映像では、岩城が素早く相手のパスコースを読み取り、スッと身体を寄せてボールを奪う様子が映っていた。




「……隼人たちへのパスの精度も高い。攻守の切り替えが早く、判断も的確。地味に見えるが、郡山の心臓は彼女と言っていい」




選手たちが頷く中、原町監督はユリと瑠唯の方へ視線を向けた。




「ただしな」




そこで、一度リモコンのボタンを押し、映像を静止する。




「スプリント力は、ユリや瑠唯にゃ敵わねぇ。短距離での初速も、連続ダッシュも、お前たちのほうが上だ。




だからこそ、重要なのは“どう動くか”だ」




二人が姿勢を正し、真剣な目で監督の言葉を待つ。




「ユリ、お前が引いて受けて、瑠唯が斜めに裏抜け。あるいはその逆。奏美が対応しようとしても、二人を両方追うのは無理だ。

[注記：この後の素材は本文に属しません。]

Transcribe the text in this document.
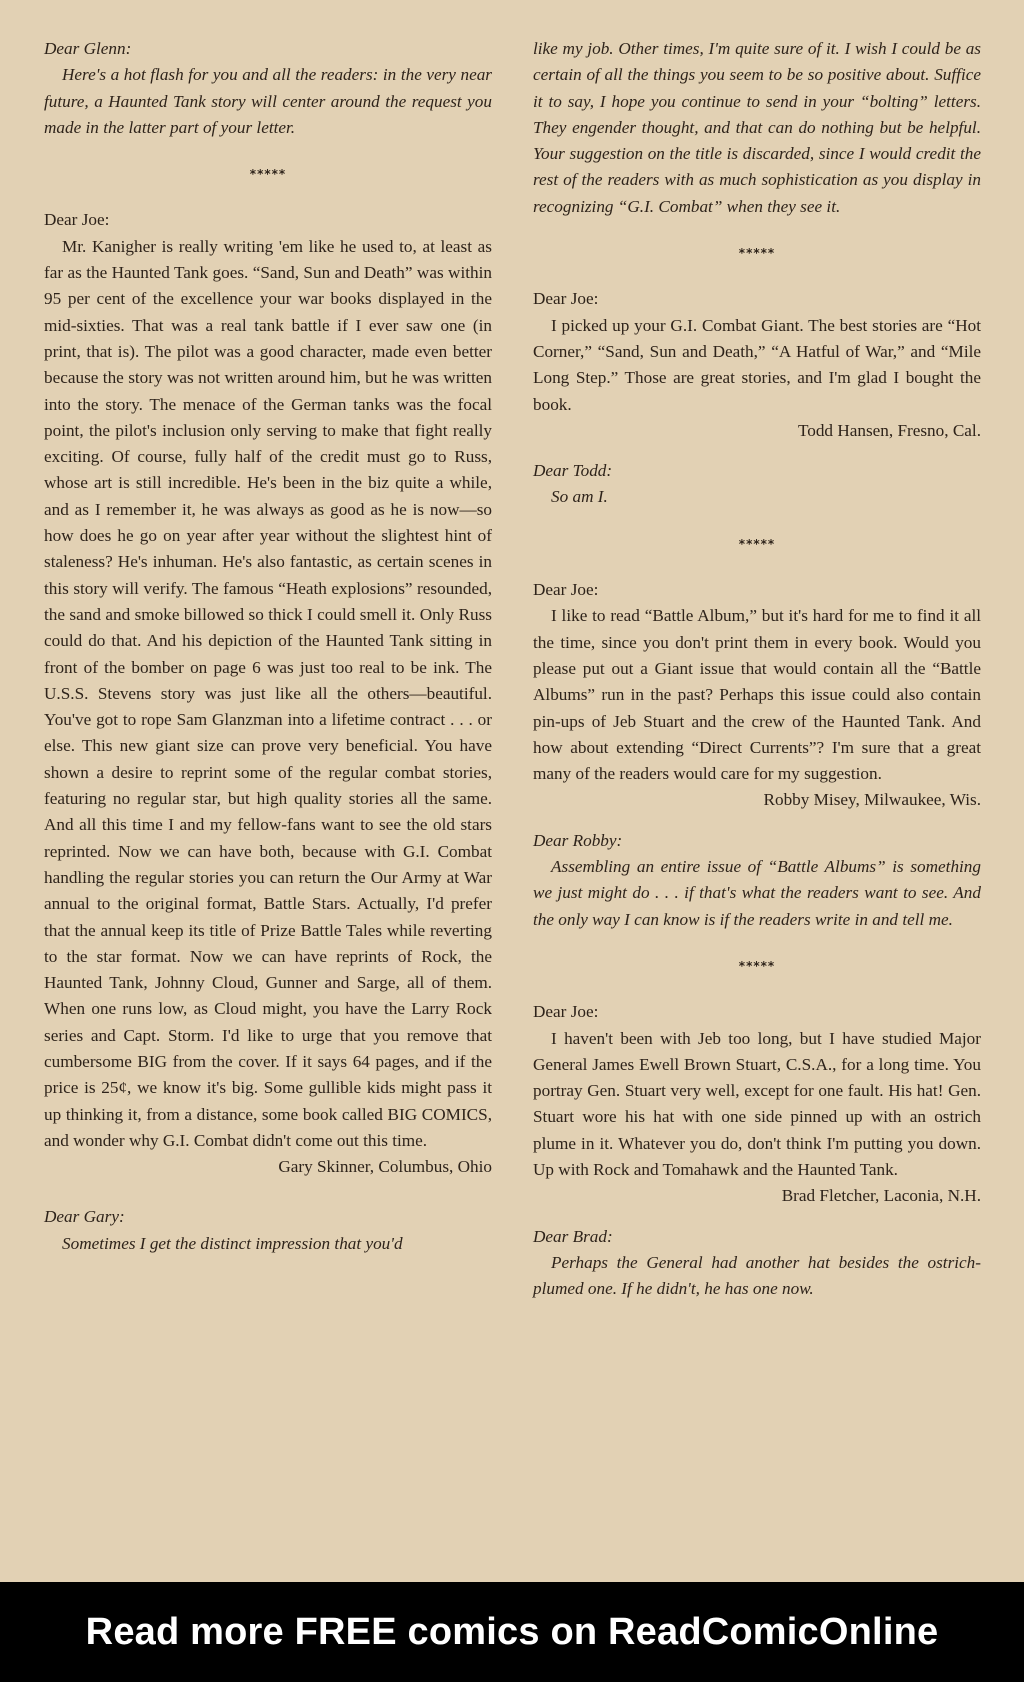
Dear Glenn:

Here's a hot flash for you and all the readers: in the very near future, a Haunted Tank story will center around the request you made in the latter part of your letter.

*****

Dear Joe:

Mr. Kanigher is really writing 'em like he used to, at least as far as the Haunted Tank goes. “Sand, Sun and Death” was within 95 per cent of the excellence your war books displayed in the mid-sixties. That was a real tank battle if I ever saw one (in print, that is). The pilot was a good character, made even better because the story was not written around him, but he was written into the story. The menace of the German tanks was the focal point, the pilot's inclusion only serving to make that fight really exciting. Of course, fully half of the credit must go to Russ, whose art is still incredible. He's been in the biz quite a while, and as I remember it, he was always as good as he is now—so how does he go on year after year without the slightest hint of staleness? He's inhuman. He's also fantastic, as certain scenes in this story will verify. The famous “Heath explosions” resounded, the sand and smoke billowed so thick I could smell it. Only Russ could do that. And his depiction of the Haunted Tank sitting in front of the bomber on page 6 was just too real to be ink. The U.S.S. Stevens story was just like all the others—beautiful. You've got to rope Sam Glanzman into a lifetime contract . . . or else. This new giant size can prove very beneficial. You have shown a desire to reprint some of the regular combat stories, featuring no regular star, but high quality stories all the same. And all this time I and my fellow-fans want to see the old stars reprinted. Now we can have both, because with G.I. Combat handling the regular stories you can return the Our Army at War annual to the original format, Battle Stars. Actually, I'd prefer that the annual keep its title of Prize Battle Tales while reverting to the star format. Now we can have reprints of Rock, the Haunted Tank, Johnny Cloud, Gunner and Sarge, all of them. When one runs low, as Cloud might, you have the Larry Rock series and Capt. Storm. I'd like to urge that you remove that cumbersome BIG from the cover. If it says 64 pages, and if the price is 25¢, we know it's big. Some gullible kids might pass it up thinking it, from a distance, some book called BIG COMICS, and wonder why G.I. Combat didn't come out this time.

Gary Skinner, Columbus, Ohio

Dear Gary:

Sometimes I get the distinct impression that you'd

like my job. Other times, I'm quite sure of it. I wish I could be as certain of all the things you seem to be so positive about. Suffice it to say, I hope you continue to send in your “bolting” letters. They engender thought, and that can do nothing but be helpful. Your suggestion on the title is discarded, since I would credit the rest of the readers with as much sophistication as you display in recognizing “G.I. Combat” when they see it.

*****

Dear Joe:

I picked up your G.I. Combat Giant. The best stories are “Hot Corner,” “Sand, Sun and Death,” “A Hatful of War,” and “Mile Long Step.” Those are great stories, and I'm glad I bought the book.

Todd Hansen, Fresno, Cal.

Dear Todd:

So am I.

*****

Dear Joe:

I like to read “Battle Album,” but it's hard for me to find it all the time, since you don't print them in every book. Would you please put out a Giant issue that would contain all the “Battle Albums” run in the past? Perhaps this issue could also contain pin-ups of Jeb Stuart and the crew of the Haunted Tank. And how about extending “Direct Currents”? I'm sure that a great many of the readers would care for my suggestion.

Robby Misey, Milwaukee, Wis.

Dear Robby:

Assembling an entire issue of “Battle Albums” is something we just might do . . . if that's what the readers want to see. And the only way I can know is if the readers write in and tell me.

*****

Dear Joe:

I haven't been with Jeb too long, but I have studied Major General James Ewell Brown Stuart, C.S.A., for a long time. You portray Gen. Stuart very well, except for one fault. His hat! Gen. Stuart wore his hat with one side pinned up with an ostrich plume in it. Whatever you do, don't think I'm putting you down. Up with Rock and Tomahawk and the Haunted Tank.

Brad Fletcher, Laconia, N.H.

Dear Brad:

Perhaps the General had another hat besides the ostrich-plumed one. If he didn't, he has one now.

Read more FREE comics on ReadComicOnline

前線との距離が一瞬でも空けば、徹や真斗にスルーパスを出せるチャンスが生まれる」




原町監督は、ホワイトボードに簡単な図を描く。




「――つまり、奏美を“置き去り”にする。




ユリ、瑠唯、お前たちがパスを出す直前に、スピードの変化を使え。奏美は頭がいい分、読みで勝負してくる。




けど、読みを超える“加速”には対応できねぇ」




二人は顔を見合わせ、うなずいた。




「うちらのスピードで、奏美さんを引き離せば、チャンスは広がるってことだっちゃな」




「んだ。読みじゃ止められねぇ動き、見せっぺ」




原町監督が笑みを浮かべた。




「いいか? 頭も使え。速さは武器だけど、頭を使わねぇとすぐ潰される。




二人なら、それができる。あとは――信じて走れ」




その瞬間、ミーティングルームの空気が少しだけ熱を帯びた。




読み合いと、スピードのぶつかり合い。




全国大会、初戦から“中盤の主導権争い”が火花を散らすことになるのだった。




静かな前夜 ― 仙台と郡山、それぞれの備え


【仙台ジュニアFC】




夕暮れのグラウンド。




赤く染まり始めた空の下で、仙台ジュニアFCのメンバーたちは黙々と最後の確認を続けていた。




「ユリ、そこ、ワンテンポ前だっちゃ!」




「瑠唯、スピードの緩急、もっと意識してけろ!」




原町監督の声が響く。




真斗がラインの外からボールを受け、素早く中へ折り返す。




徹がタイミングを合わせて走り込み、ユリと瑠唯がワンタッチでパス交換。




「んだな。これが決まれば、郡山の守備崩せっからな!」




「明日は絶対勝つべ!」




仲間同士で拳を突き合わせ、心を一つにする。




【郡山SC】




一方、郡山SCのロッカールーム。




奏美はヘッドフォンを外し、静かに目を閉じた。




「明日は全力で。仙台の速さを封じる」




心の中でつぶやき、深呼吸する。




「この試合で、全国の舞台に名を刻む。負けられねぇ」




他のメンバーもそれぞれに集中し、明日の決戦へ備えていた。